It's a beautiful morning. The sun is shining, the zinnias and sunflowers and coneflowers and mallows and lilies and beebalm and snapdragons and marigolds and black-eyed susans and geraniums and begonias and pansies are blooming, leaves raised to the sun, processing life. Also the cosmos and the morning glories. The cosmos is (and are) amazing, and the morning is indeed glorious. This is a safe and peaceful place.
It's been about a month since we visited Denali National Park.
We rode the tour bus to and from Fish Creek, about six hours.
During that trip, we saw
a woman slice her knee badly while hiking on loose rock,
six people make an emergency entrance onto our bus
due to a close encounter with a grizzly,
a woman get stranded on a gravel bar due to rapidly rising water,
three hikers in shorts and t-shirts shiver uncontrollably,
and a man nearly drive off a steep embankment.
Five incidents
in six hours
on one of many buses
in one of many places
on one of many days.
(There is a multiplication possibility here.)

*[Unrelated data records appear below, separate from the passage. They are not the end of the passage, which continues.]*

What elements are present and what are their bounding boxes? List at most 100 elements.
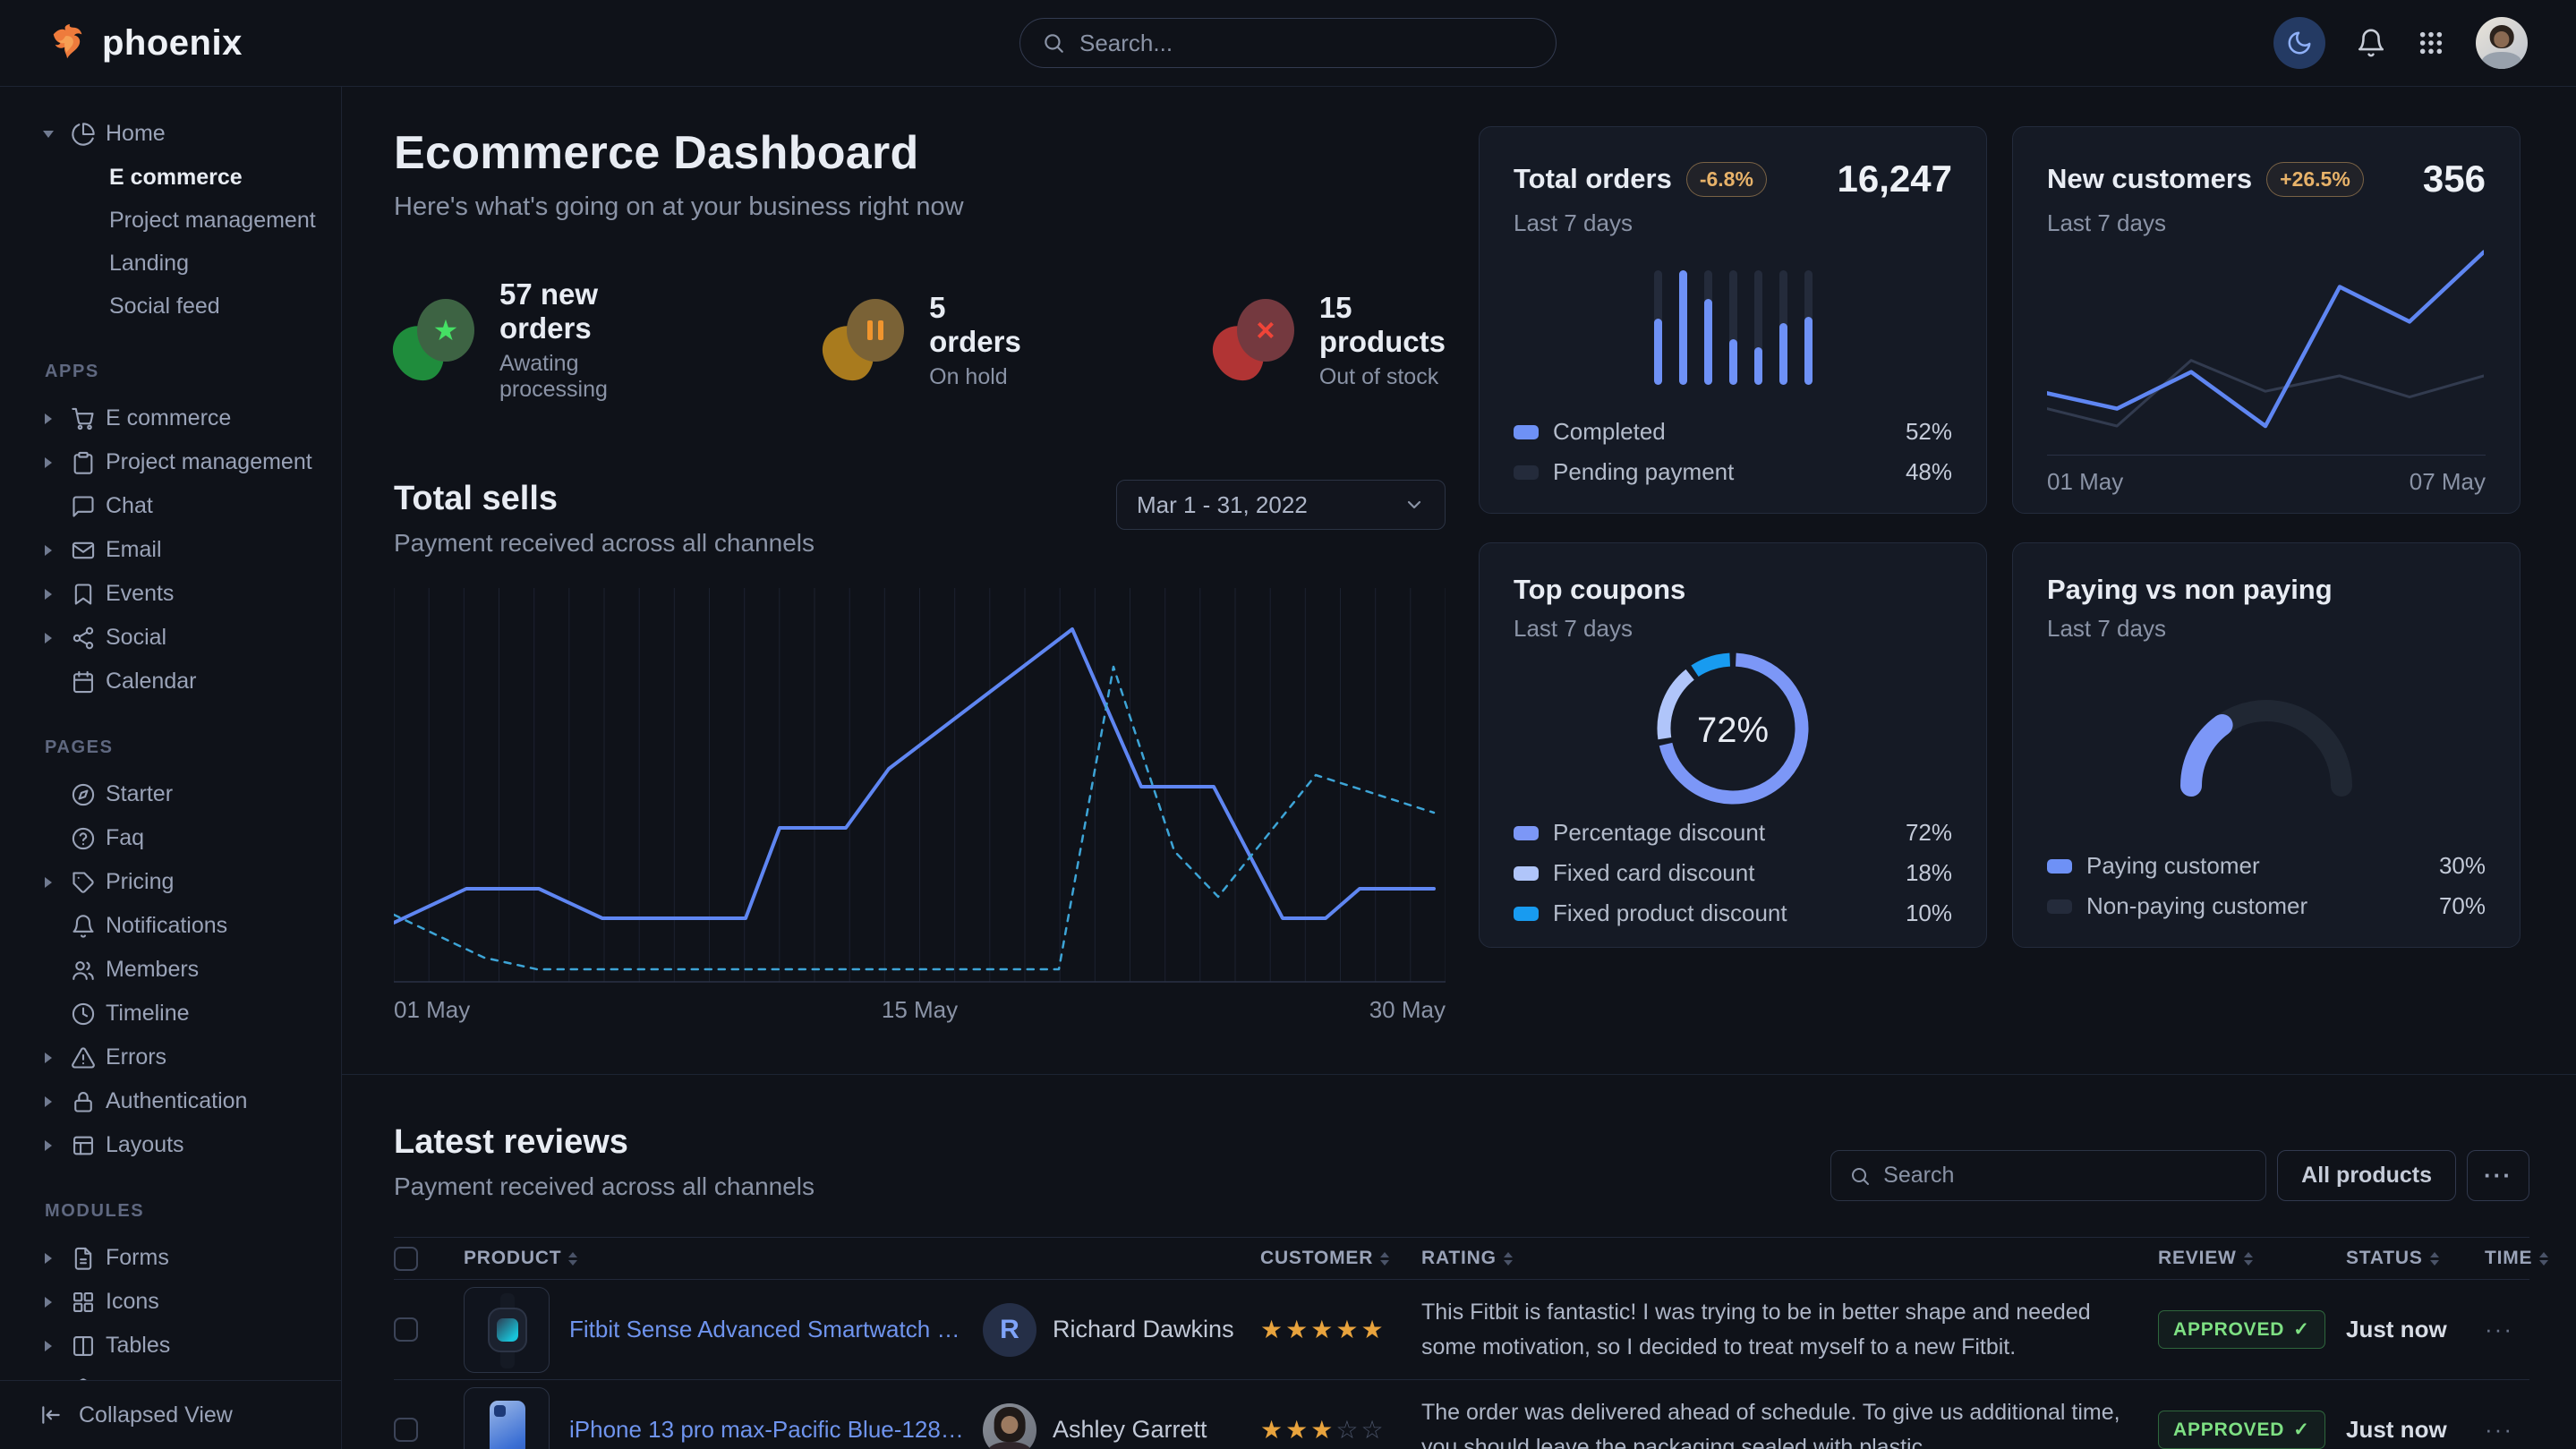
legend-label: Percentage discount <box>1553 819 1765 847</box>
sidebar-item-authentication[interactable]: Authentication <box>0 1079 341 1123</box>
product-link[interactable]: Fitbit Sense Advanced Smartwatch with To… <box>569 1316 965 1343</box>
column-header-rating[interactable]: RATING <box>1421 1248 2140 1269</box>
product-thumbnail[interactable] <box>464 1287 550 1373</box>
customer-avatar[interactable]: R <box>983 1303 1036 1357</box>
order-bar <box>1679 270 1687 385</box>
reviews-search[interactable] <box>1830 1150 2266 1201</box>
pause-icon <box>867 320 883 340</box>
product-cell: iPhone 13 pro max-Pacific Blue-128GB sto… <box>464 1387 965 1449</box>
search-icon <box>1042 31 1065 55</box>
top-coupons-legend-item: Fixed card discount 18% <box>1514 859 1952 887</box>
sidebar-item-label: Social <box>106 625 166 651</box>
new-customers-value: 356 <box>2423 158 2486 200</box>
reviews-more-button[interactable]: ··· <box>2467 1150 2529 1201</box>
sidebar-item-timeline[interactable]: Timeline <box>0 992 341 1036</box>
date-range-select[interactable]: Mar 1 - 31, 2022 <box>1116 480 1446 530</box>
select-all-checkbox[interactable] <box>394 1247 418 1271</box>
column-header-status[interactable]: STATUS <box>2346 1248 2467 1269</box>
sidebar-item-calendar[interactable]: Calendar <box>0 660 341 703</box>
sidebar-subitem-e-commerce[interactable]: E commerce <box>0 156 341 199</box>
search-icon <box>1849 1165 1871 1187</box>
column-header-review[interactable]: REVIEW <box>2158 1248 2328 1269</box>
notifications-button[interactable] <box>2356 28 2386 58</box>
paying-gauge-svg <box>2170 691 2363 800</box>
caret-right-icon <box>41 633 55 644</box>
sidebar-item-events[interactable]: Events <box>0 572 341 616</box>
all-products-filter-button[interactable]: All products <box>2277 1150 2456 1201</box>
sidebar-item-chat[interactable]: Chat <box>0 484 341 528</box>
moon-icon <box>2286 30 2313 56</box>
column-header-product[interactable]: PRODUCT <box>464 1248 1242 1269</box>
x-stat-icon: × <box>1214 299 1296 381</box>
sidebar-item-faq[interactable]: Faq <box>0 816 341 860</box>
sidebar-item-label: Home <box>106 121 166 147</box>
sidebar-item-pricing[interactable]: Pricing <box>0 860 341 904</box>
row-checkbox[interactable] <box>394 1418 418 1442</box>
paying-legend: Paying customer30%Non-paying customer70% <box>2047 852 2486 920</box>
sidebar-item-notifications[interactable]: Notifications <box>0 904 341 948</box>
sidebar-item-members[interactable]: Members <box>0 948 341 992</box>
row-checkbox[interactable] <box>394 1317 418 1342</box>
sidebar-item-email[interactable]: Email <box>0 528 341 572</box>
product-thumbnail[interactable] <box>464 1387 550 1449</box>
reviews-search-input[interactable] <box>1883 1163 2248 1189</box>
caret-right-icon <box>41 1253 55 1264</box>
sidebar-item-social[interactable]: Social <box>0 616 341 660</box>
legend-label: Paying customer <box>2086 852 2260 880</box>
sidebar-subitem-project-management[interactable]: Project management <box>0 199 341 242</box>
paying-title: Paying vs non paying <box>2047 574 2333 606</box>
sidebar-subitem-social-feed[interactable]: Social feed <box>0 285 341 328</box>
new-customers-period: Last 7 days <box>2047 209 2486 237</box>
sort-icon <box>1380 1252 1389 1266</box>
file-icon <box>71 1246 96 1271</box>
stat-value: 15 products <box>1319 291 1446 359</box>
global-search[interactable] <box>1019 18 1557 68</box>
x-tick-label: 30 May <box>1369 996 1446 1024</box>
status-label: APPROVED <box>2173 1319 2284 1341</box>
collapse-sidebar-button[interactable]: Collapsed View <box>0 1380 341 1449</box>
sidebar-item-components[interactable]: Components <box>0 1368 341 1380</box>
customer-avatar[interactable] <box>983 1403 1036 1449</box>
sidebar-subitem-landing[interactable]: Landing <box>0 242 341 285</box>
row-menu-button[interactable]: ··· <box>2485 1416 2529 1444</box>
sidebar-item-label: E commerce <box>106 405 231 431</box>
star-filled-icon: ★ <box>1310 1316 1335 1343</box>
column-header-customer[interactable]: CUSTOMER <box>1260 1248 1403 1269</box>
row-menu-button[interactable]: ··· <box>2485 1316 2529 1343</box>
sidebar-item-forms[interactable]: Forms <box>0 1236 341 1280</box>
user-avatar[interactable] <box>2476 17 2528 69</box>
sidebar-item-icons[interactable]: Icons <box>0 1280 341 1324</box>
star-empty-icon: ☆ <box>1335 1416 1361 1444</box>
caret-right-icon <box>41 1140 55 1151</box>
brand-logo[interactable]: phoenix <box>48 22 243 64</box>
sidebar-item-label: Forms <box>106 1245 169 1271</box>
customer-cell: Ashley Garrett <box>983 1403 1242 1449</box>
top-coupons-legend-item: Percentage discount72% <box>1514 819 1952 847</box>
sidebar-item-home[interactable]: Home <box>0 112 341 156</box>
apps-menu-button[interactable] <box>2417 29 2445 57</box>
sidebar-item-e-commerce[interactable]: E commerce <box>0 396 341 440</box>
check-icon: ✓ <box>2293 1419 2309 1441</box>
legend-value: 30% <box>2439 852 2486 880</box>
sort-icon <box>1504 1252 1513 1266</box>
theme-toggle-button[interactable] <box>2273 17 2325 69</box>
legend-value: 18% <box>1906 859 1952 887</box>
caret-right-icon <box>41 413 55 424</box>
new-customers-delta-badge: +26.5% <box>2266 162 2364 197</box>
sidebar-section-modules: MODULES <box>45 1201 341 1222</box>
sidebar-item-starter[interactable]: Starter <box>0 772 341 816</box>
total-sells-header: Total sells Payment received across all … <box>394 480 1446 558</box>
legend-color-chip <box>1514 826 1539 840</box>
sidebar-item-errors[interactable]: Errors <box>0 1036 341 1079</box>
sidebar-item-label: Tables <box>106 1333 170 1359</box>
top-coupons-period: Last 7 days <box>1514 615 1952 643</box>
product-link[interactable]: iPhone 13 pro max-Pacific Blue-128GB sto… <box>569 1416 965 1444</box>
global-search-input[interactable] <box>1079 30 1534 57</box>
sidebar-item-tables[interactable]: Tables <box>0 1324 341 1368</box>
legend-label: Fixed card discount <box>1553 859 1754 887</box>
column-header-time[interactable]: TIME <box>2485 1248 2529 1269</box>
x-tick-label: 01 May <box>394 996 470 1024</box>
total-sells-subtitle: Payment received across all channels <box>394 529 815 558</box>
sidebar-item-project-management[interactable]: Project management <box>0 440 341 484</box>
sidebar-item-layouts[interactable]: Layouts <box>0 1123 341 1167</box>
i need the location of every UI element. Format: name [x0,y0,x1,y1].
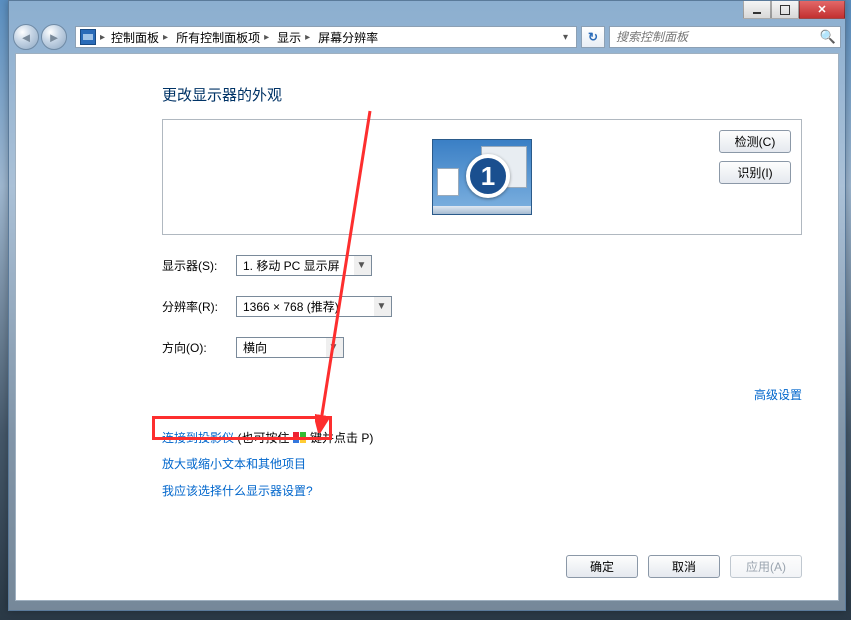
address-dropdown[interactable]: ▾ [559,32,572,43]
breadcrumb-item[interactable]: 显示▸ [275,29,314,46]
help-links: 连接到投影仪 (也可按住 键并点击 P) 放大或缩小文本和其他项目 我应该选择什… [162,425,802,504]
orientation-select[interactable]: 横向 ▼ [236,337,344,358]
forward-button[interactable]: ► [41,24,67,50]
projector-hint: (也可按住 [237,431,292,445]
page-title: 更改显示器的外观 [162,84,802,105]
which-settings-link[interactable]: 我应该选择什么显示器设置? [162,484,313,498]
client-area: 更改显示器的外观 1 检测(C) 识别(I) 显示器(S): 1. 移动 PC … [15,53,839,601]
text-size-link[interactable]: 放大或缩小文本和其他项目 [162,457,306,471]
window-frame: ◄ ► ▸ 控制面板▸ 所有控制面板项▸ 显示▸ 屏幕分辨率 ▾ ↻ 🔍 更改显… [8,0,846,611]
orientation-label: 方向(O): [162,339,236,356]
windows-key-icon [293,432,307,444]
chevron-down-icon: ▼ [354,260,369,271]
breadcrumb-item[interactable]: 所有控制面板项▸ [174,29,273,46]
projector-link[interactable]: 连接到投影仪 [162,431,234,445]
close-button[interactable] [799,1,845,19]
breadcrumb-item[interactable]: 控制面板▸ [109,29,172,46]
search-input[interactable] [614,29,820,45]
chevron-down-icon: ▼ [374,301,389,312]
minimize-button[interactable] [743,1,771,19]
display-select[interactable]: 1. 移动 PC 显示屏 ▼ [236,255,372,276]
ok-button[interactable]: 确定 [566,555,638,578]
refresh-button[interactable]: ↻ [581,26,605,48]
back-button[interactable]: ◄ [13,24,39,50]
breadcrumb-root-arrow[interactable]: ▸ [98,32,107,43]
identify-button[interactable]: 识别(I) [719,161,791,184]
monitor-preview[interactable]: 1 [432,139,532,215]
breadcrumb-item[interactable]: 屏幕分辨率 [316,29,380,46]
titlebar[interactable] [9,1,845,21]
resolution-label: 分辨率(R): [162,298,236,315]
cancel-button[interactable]: 取消 [648,555,720,578]
advanced-settings-link[interactable]: 高级设置 [162,386,802,403]
search-box[interactable]: 🔍 [609,26,841,48]
monitor-number-badge: 1 [466,154,510,198]
detect-button[interactable]: 检测(C) [719,130,791,153]
apply-button: 应用(A) [730,555,802,578]
search-icon[interactable]: 🔍 [820,29,836,45]
orientation-select-value: 横向 [243,339,267,356]
address-bar[interactable]: ▸ 控制面板▸ 所有控制面板项▸ 显示▸ 屏幕分辨率 ▾ [75,26,577,48]
display-label: 显示器(S): [162,257,236,274]
projector-hint-tail: 键并点击 P) [310,431,373,445]
chevron-down-icon: ▼ [326,342,341,353]
resolution-select[interactable]: 1366 × 768 (推荐) ▼ [236,296,392,317]
monitor-arrangement-panel[interactable]: 1 检测(C) 识别(I) [162,119,802,235]
display-select-value: 1. 移动 PC 显示屏 [243,257,340,274]
control-panel-icon [80,29,96,45]
maximize-button[interactable] [771,1,799,19]
navbar: ◄ ► ▸ 控制面板▸ 所有控制面板项▸ 显示▸ 屏幕分辨率 ▾ ↻ 🔍 [9,21,845,53]
resolution-select-value: 1366 × 768 (推荐) [243,298,339,315]
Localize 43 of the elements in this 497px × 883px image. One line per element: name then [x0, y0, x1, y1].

Denali was a peaceful place, but not a safe place.
And yet, what is peace? What is safety?
In the past week, a Minnesota bridge collapsed.
An earthquake devastated coastal Peru.
There were local fatal car accidents,
fires,
diseases.
Peace and safety are an illusion.
Our peace and safety are only found
in feeling the fingerprints of God on our lives each moment.